Interestingly, the average levels of conditions of slipperiness on restaurant floors weren’t that bad. The average coefficient of friction was between .4 and .8; we consider a solid floor that you wouldn’t slip too much on to be about a .5. But here’s where it gets interesting: If you took the most slippery restaurant floor and simply lowered the risk, improving its coefficient by classic housekeeping techniques like removing grease, oil, water and contaminants, you could improve the coefficient of friction by fivefold.
We found that simply training people to use their materials could have an effect. Many restaurants are now using enzyme-based cleaners. But using very hot water actually neutralizes the effects of some enzymes, so the old rule – that hot water is better – doesn’t apply. When we issued recommendations that would have restaurants dispense the water at the right temperature for the cleaner, we found that they actually reported a lower workforce injury rate.
How were you able to get the results?
We set up an interactive voice response system, or they could use an Internet-based system, reporting in to us once a week on how they slipped, and which slips resulted in falls.
What’s in the works right now?
We have a few projects that are wrapping up in writing right now. For instance, a study on ladder injury cases was informed by a study we did. Before you can simulate things in a lab, you have to understand how people are getting injured. We’ve collaborated with the U.S. Consumer Product Safety Commission, the National Institute for Occupational Safety and Health, the Center for Construction Research and Training, and the Harvard School of Public Health to study the risk factors that can trigger falls from portable ladders. The study essentially revealed that most ladder injuries were happening when people were doing work on a ladder or attempting to do something while standing on a ladder — not while going up or coming down. This led to the simulations that the Research Institute’s Center for Physical Ergonomics is working on now, which measures the stability of people reaching at different heights from a ladder. One of the components of that study measures whether that old commonplace rule — the so-called “belt buckle rule” or “belly button rule,” which says that the top of the ladder should hit at your belly button — actually works. One of the reasons to watch this study is that the most frequent injury in a ladder-related event is a fracture, although fractures are some of the most infrequent work-related injuries. It tells us that the ladder cases are more severe than many others.
Are there projects on the drawing board you can talk about yet?
We have two projects that are especially interesting. We are working with data from Vietnam to study the injury risks of working multiple jobs. What tends to happen there is that people might have a family job, but then everything shuts down at harvest time so people can pitch in.
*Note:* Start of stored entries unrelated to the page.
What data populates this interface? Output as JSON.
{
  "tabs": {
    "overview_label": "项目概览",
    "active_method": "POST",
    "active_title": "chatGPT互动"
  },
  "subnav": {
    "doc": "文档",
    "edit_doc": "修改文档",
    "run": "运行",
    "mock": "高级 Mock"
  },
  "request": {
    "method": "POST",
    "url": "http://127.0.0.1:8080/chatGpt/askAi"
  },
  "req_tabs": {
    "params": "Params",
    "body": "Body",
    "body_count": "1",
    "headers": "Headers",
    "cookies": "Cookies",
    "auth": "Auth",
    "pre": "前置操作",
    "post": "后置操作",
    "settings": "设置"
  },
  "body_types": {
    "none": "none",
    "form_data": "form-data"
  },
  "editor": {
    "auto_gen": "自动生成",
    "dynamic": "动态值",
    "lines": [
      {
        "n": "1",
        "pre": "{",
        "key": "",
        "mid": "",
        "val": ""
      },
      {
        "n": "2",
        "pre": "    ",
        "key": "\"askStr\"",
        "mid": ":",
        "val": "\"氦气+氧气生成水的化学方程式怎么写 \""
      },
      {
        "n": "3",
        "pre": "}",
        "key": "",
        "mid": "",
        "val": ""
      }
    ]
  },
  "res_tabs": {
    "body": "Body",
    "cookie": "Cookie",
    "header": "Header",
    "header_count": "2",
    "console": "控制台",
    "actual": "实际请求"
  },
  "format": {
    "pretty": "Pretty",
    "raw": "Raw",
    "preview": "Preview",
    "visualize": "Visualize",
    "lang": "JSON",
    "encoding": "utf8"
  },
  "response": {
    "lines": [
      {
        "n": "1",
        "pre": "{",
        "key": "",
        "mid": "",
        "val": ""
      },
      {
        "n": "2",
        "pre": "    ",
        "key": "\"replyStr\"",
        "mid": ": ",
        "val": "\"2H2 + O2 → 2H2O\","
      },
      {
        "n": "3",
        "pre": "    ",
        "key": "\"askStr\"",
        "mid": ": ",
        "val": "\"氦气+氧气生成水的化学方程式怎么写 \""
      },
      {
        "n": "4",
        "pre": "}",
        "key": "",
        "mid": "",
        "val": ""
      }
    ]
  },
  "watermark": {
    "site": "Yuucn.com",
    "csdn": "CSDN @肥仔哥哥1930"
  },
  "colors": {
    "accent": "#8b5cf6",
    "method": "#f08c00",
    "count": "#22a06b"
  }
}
As people switch jobs, they’re changing their risk profiles; the risk is most often coming from the secondary job. We’re looking at how those secondary jobs feed into the risks. Say I work as Joe Repairman; once I go to that secondary job, I’m changing my total working hours, I have sleep loss — you can see how the risk is shifting. Most of our systems in the U.S. still look at people like they have one circa-1950 General Motors job. Populations like contingent workers and immigrant workers just aren’t well accounted for. We’re hiring a demographer to strategically evaluate the changes in work over time. That’s our forward-thinking work.
We’re also doing the natural extensions to work we have already in progress. For instance, we are taking the results of those slips, trips, and falls studies from the fast food restaurants and considering what we call “limited service” restaurants - casual dining places - where you have employees on the floor, intermixed with customers, so there’s a higher risk of collision. We want to see if that scientific paradigm from the fast food study holds up, and what are the other risk factors involved.